Approved by the House, the measure — which would gut the role of the state auditor, Democrat Rebecca Otto — had never been heard in the Senate. Yet that night, Sens. Sandy Pappas and Jim Carlson, leaders of that bill's conference committee, were being instructed by Bakk's chief of staff, Tom Kukielka, to approve the controversial change.
"Do it," Kukielka said, according to one senator's recollection of the conversation. Pappas and Carlson told the Star Tribune that Daudt and Kukielka had insisted the change was a crucial part of top leadership's final agreement.
That single action triggered a chain of events culminating in the ongoing impasse and further exposing a rift between Bakk and Gov.
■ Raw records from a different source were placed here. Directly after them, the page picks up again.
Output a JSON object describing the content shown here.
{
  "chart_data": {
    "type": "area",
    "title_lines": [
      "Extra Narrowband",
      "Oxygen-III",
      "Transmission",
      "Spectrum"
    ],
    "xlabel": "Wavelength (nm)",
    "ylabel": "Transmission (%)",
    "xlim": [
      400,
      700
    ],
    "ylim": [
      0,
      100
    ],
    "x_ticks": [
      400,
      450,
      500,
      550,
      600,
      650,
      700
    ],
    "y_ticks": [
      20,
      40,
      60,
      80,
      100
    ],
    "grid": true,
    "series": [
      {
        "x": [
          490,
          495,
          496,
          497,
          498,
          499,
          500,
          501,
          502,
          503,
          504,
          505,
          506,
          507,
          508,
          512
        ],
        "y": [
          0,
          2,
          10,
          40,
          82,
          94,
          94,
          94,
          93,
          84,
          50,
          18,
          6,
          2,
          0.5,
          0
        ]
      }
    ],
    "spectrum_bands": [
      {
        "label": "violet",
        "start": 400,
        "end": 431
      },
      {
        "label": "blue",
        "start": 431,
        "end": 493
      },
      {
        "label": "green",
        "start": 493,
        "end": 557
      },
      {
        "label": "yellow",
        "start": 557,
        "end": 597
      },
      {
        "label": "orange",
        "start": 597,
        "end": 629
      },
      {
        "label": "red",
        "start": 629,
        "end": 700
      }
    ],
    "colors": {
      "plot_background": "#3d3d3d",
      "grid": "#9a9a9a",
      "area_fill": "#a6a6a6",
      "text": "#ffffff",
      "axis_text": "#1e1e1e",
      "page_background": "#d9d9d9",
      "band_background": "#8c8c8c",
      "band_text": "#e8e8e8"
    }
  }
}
Mark Dayton, who has vowed to protect the role of auditor, a post he held in the early 1990s.
The behind-the-scenes maneuvering that led to the policy change has surprised many at the Capitol, including Senate Democrats and even lobbyists for the counties, who say privatization was not their priority this year.
Some Democrats in particular are livid over the deal Bakk and Daudt apparently cut, saying they were pressured to vote for bills containing provisions they ordinarily never would have supported.
"Many of us feel disrespected, taken for granted, and that we were played for fools and pawns in some game of power that only a select few caucus members are playing," Sen. Scott Dibble, DFL-Minneapolis, wrote to Bakk last week in an e-mail obtained by the Star Tribune.